We did a few more transitions. I was keeping the trot quality decent and the upward transitions became very prompt, but wasn’t getting the half halts, and my downward transitions were pretty sloppy. I knew I needed to mentally and physically ride forward into the halt. I resolved to ride forward, even with the halt in mind. We did another walk/trot upward transition, and Frank was Johnny on the spot, earning us a compliment from Christy. I posted a few strides, sat softly while keeping leg on, then half halted from my core and he walked, finally garnering Christy’s approval.
“Okay, now I want to see a canter transition,” Christy said. “Errr,” I thought, and then told myself to shut up. “Yes, Boss,” I replied out loud, mentally saluting and snapping my heels together.
We did a nice upward transition and I asked Frank for some energy at the trot. I had to get him in front of my leg. Things felt pretty good, so I held my outside rein, sat gently and asked for the canter by raising my inside seat bone, which (I’m told) invites the canter by making space for a larger stride. Frank stepped neatly into his gorgeous, uphill canter. Within a few seconds I could feel myself grinning as Frank rolled along. I was somewhat aware of Christy saying something about swinging my hips and following the motion. I did, and I felt great – balanced, soft and secure leg, responsive and willing horse. In short, I felt like a million bucks. Lots of horsemen say there’s little that a good canter can’t cure, and they’re right.
We transitioned down to the trot on my terms, and I was still grinning, and Christy was too. “That was my goal for you tonight,” she said. “Good job.”

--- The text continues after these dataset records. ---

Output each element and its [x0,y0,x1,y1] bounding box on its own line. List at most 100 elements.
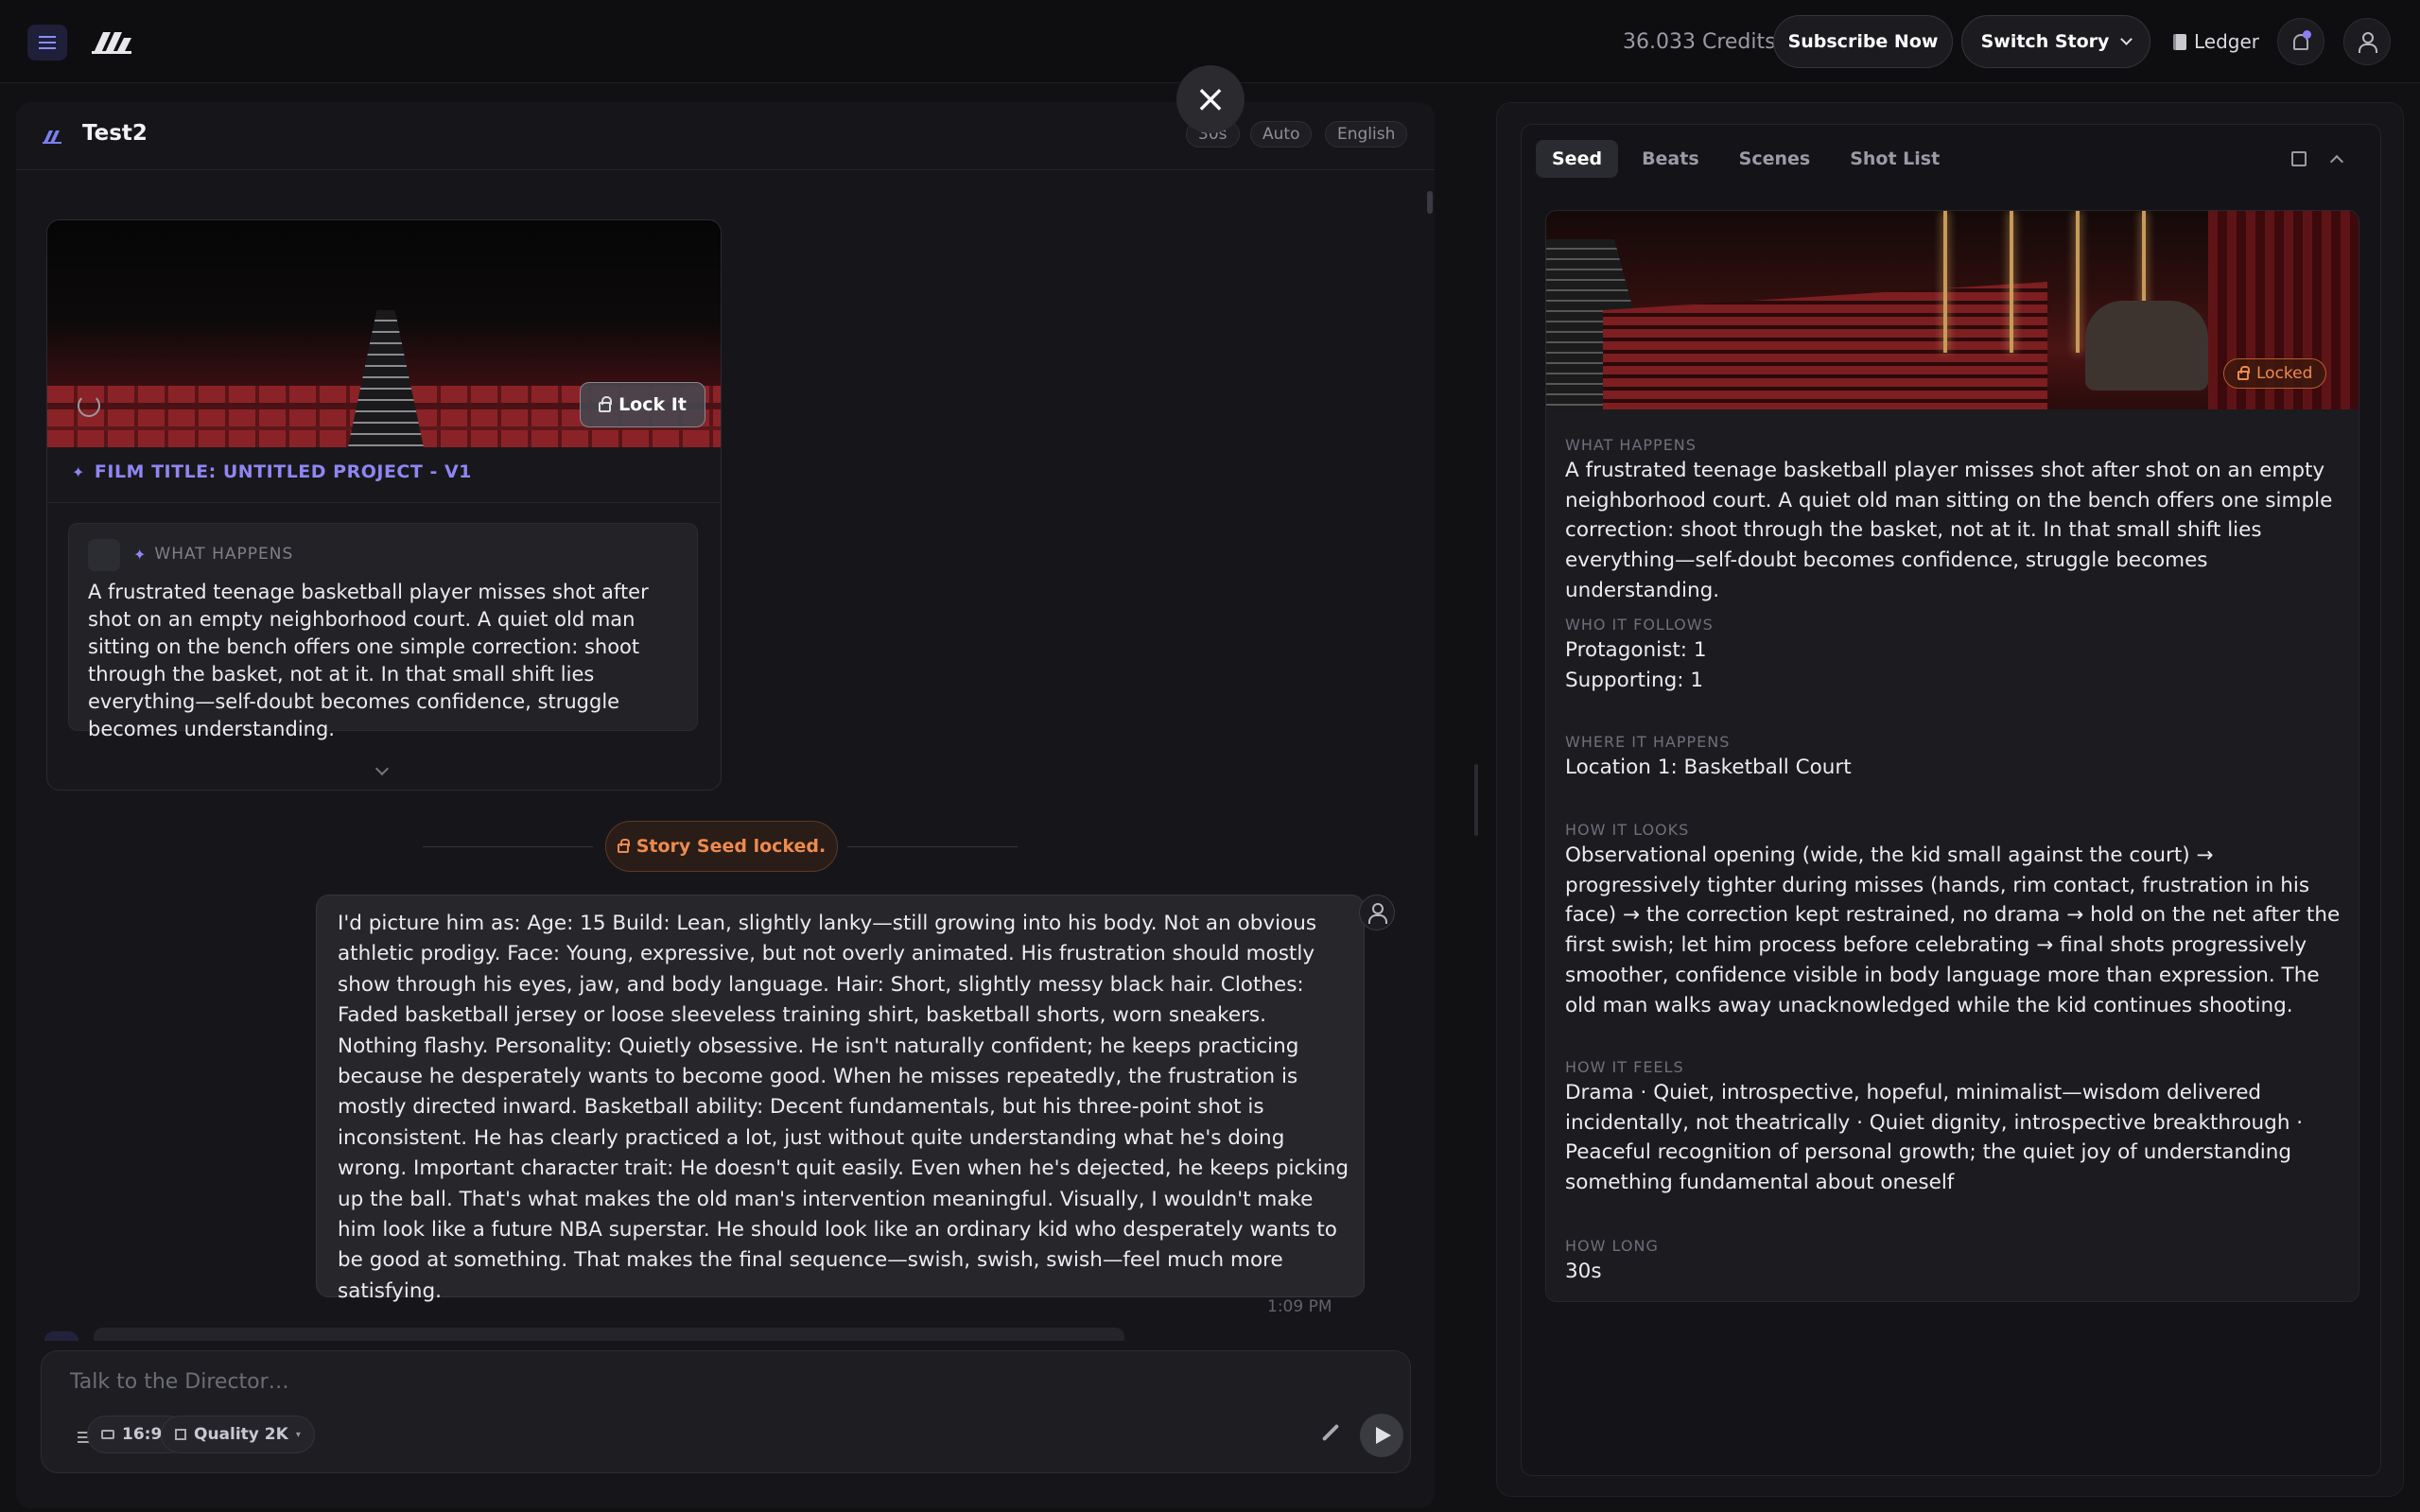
expand-icon[interactable] [2291,151,2307,166]
composer: Talk to the Director… 16:9 ▾ Quality 2K ▾ [41,1350,1411,1473]
menu-icon[interactable] [27,25,67,61]
panel-splitter[interactable] [1474,764,1478,836]
close-icon: × [1194,78,1227,121]
wall-light [2076,211,2080,353]
chat-scrollbar[interactable] [1427,191,1433,214]
send-button[interactable] [1360,1414,1403,1457]
field-where-it-happens: WHERE IT HAPPENS Location 1: Basketball … [1565,733,2350,783]
message-text: I'd picture him as: Age: 15 Build: Lean,… [338,912,1349,1303]
chevron-down-icon [2120,32,2133,45]
refresh-icon[interactable] [78,394,100,417]
seed-locked-text: Story Seed locked. [635,836,827,857]
what-happens-label-text: WHAT HAPPENS [154,545,294,564]
story-panel-inner: Seed Beats Scenes Shot List Locked WHAT … [1521,124,2381,1476]
close-button[interactable]: × [1176,65,1245,133]
select-checkbox[interactable] [88,539,120,571]
field-label: WHERE IT HAPPENS [1565,733,1731,751]
field-value: Location 1: Basketball Court [1565,756,1852,779]
field-value: 30s [1565,1260,1602,1283]
switch-story-button[interactable]: Switch Story [1961,15,2150,68]
lock-icon [617,839,630,853]
what-happens-card: ✦ WHAT HAPPENS A frustrated teenage baske… [68,523,698,740]
seed-summary-card: Locked WHAT HAPPENS A frustrated teenage… [1545,210,2359,1302]
seed-image: Lock It [47,220,721,447]
account-button[interactable] [2343,18,2391,65]
lock-it-label: Lock It [618,394,687,415]
quality-icon [175,1429,186,1440]
mode-tag[interactable]: Auto [1250,121,1313,148]
seed-locked-badge: Story Seed locked. [605,821,838,872]
field-value: A frustrated teenage basketball player m… [1565,459,2333,602]
director-chat-panel: Test2 30s Auto English Lock It ✦ FILM TIT… [16,102,1435,1508]
field-how-it-feels: HOW IT FEELS Drama · Quiet, introspectiv… [1565,1058,2350,1198]
field-how-it-looks: HOW IT LOOKS Observational opening (wide… [1565,821,2350,1020]
message-timestamp: 1:09 PM [1267,1297,1332,1316]
switch-story-label: Switch Story [1980,31,2110,52]
credits-balance: 36.033 Credits [1623,30,1776,54]
subscribe-label: Subscribe Now [1787,31,1939,52]
field-label: WHO IT FOLLOWS [1565,616,1714,634]
story-panel: Seed Beats Scenes Shot List Locked WHAT … [1496,102,2404,1497]
locked-badge-label: Locked [2256,364,2313,383]
seed-image: Locked [1546,211,2359,409]
collapse-icon[interactable] [2329,154,2344,169]
ledger-icon [2173,33,2186,50]
field-label: HOW IT LOOKS [1565,821,1690,839]
quality-select[interactable]: Quality 2K ▾ [161,1416,315,1453]
what-happens-label: ✦ WHAT HAPPENS [133,545,293,564]
aspect-icon [101,1430,114,1439]
field-label: WHAT HAPPENS [1565,436,1697,454]
seed-locked-row: Story Seed locked. [423,821,1037,872]
ledger-label: Ledger [2194,30,2260,53]
sparkle-icon: ✦ [72,462,85,481]
user-icon [2357,31,2377,53]
language-tag[interactable]: English [1325,121,1408,148]
what-happens-text: A frustrated teenage basketball player m… [88,581,649,740]
sparkle-icon: ✦ [133,545,148,564]
field-label: HOW IT FEELS [1565,1058,1684,1076]
locked-badge: Locked [2223,358,2327,389]
chat-input[interactable]: Talk to the Director… [70,1370,289,1394]
field-label: HOW LONG [1565,1237,1659,1255]
director-avatar [44,1331,78,1341]
seats-graphic [1603,282,2047,409]
subscribe-button[interactable]: Subscribe Now [1773,15,1953,68]
magic-wand-icon[interactable] [1321,1423,1340,1442]
wall-light [2010,211,2013,353]
caret-down-icon: ▾ [295,1429,301,1440]
tab-seed[interactable]: Seed [1536,140,1619,178]
next-message-bubble [94,1328,1124,1341]
tab-scenes[interactable]: Scenes [1723,140,1827,178]
divider-line [423,846,593,847]
avatar [1359,895,1395,930]
film-title: ✦ FILM TITLE: UNTITLED PROJECT - V1 [72,461,472,482]
lock-icon [599,395,613,412]
story-seed-card: Lock It ✦ FILM TITLE: UNTITLED PROJECT - … [46,219,722,791]
field-what-happens: WHAT HAPPENS A frustrated teenage basket… [1565,436,2350,606]
user-message: I'd picture him as: Age: 15 Build: Lean,… [316,895,1365,1303]
ledger-link[interactable]: Ledger [2173,30,2259,53]
notifications-button[interactable] [2277,18,2324,65]
field-how-long: HOW LONG 30s [1565,1237,2350,1287]
project-title: Test2 [82,121,148,146]
story-tabs: Seed Beats Scenes Shot List [1536,140,1956,178]
aspect-ratio-value: 16:9 [122,1425,163,1444]
field-value: Observational opening (wide, the kid sma… [1565,843,2341,1017]
lock-it-button[interactable]: Lock It [580,382,705,427]
film-title-text: FILM TITLE: UNTITLED PROJECT - V1 [94,461,472,482]
send-icon [1376,1427,1391,1444]
quality-value: Quality 2K [194,1425,288,1444]
project-logo-icon [43,130,61,144]
tab-shot-list[interactable]: Shot List [1834,140,1956,178]
divider [47,502,721,503]
stairs-graphic [348,310,424,447]
field-who-it-follows: WHO IT FOLLOWS Protagonist: 1 Supporting… [1565,616,2350,695]
divider-line [847,846,1018,847]
field-value: Drama · Quiet, introspective, hopeful, m… [1565,1081,2304,1195]
expand-chevron-icon[interactable] [374,761,390,776]
app-logo[interactable] [90,26,133,59]
chair-graphic [2085,301,2208,391]
lock-icon [2237,366,2250,380]
field-value: Protagonist: 1 Supporting: 1 [1565,638,1707,692]
tab-beats[interactable]: Beats [1626,140,1715,178]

We wound up the lesson, talking about getting me on to some different horses, in order to hone my ability to think, feel and respond to various things different mounts throw at me. Christy also thinks that this will help me realize that I’m a better rider than I think I am. Maybe she’s right – and I like her holistic approach of dealing with the bats in my belfry as well as the tactical ride I give the horse I’m riding. I’m going to make a point of pursuing rides on a variety of mounts – a few of my friends at the barn have offered me a ride on their horses, and I’m going to take them up on their generous offers for which I’m very grateful.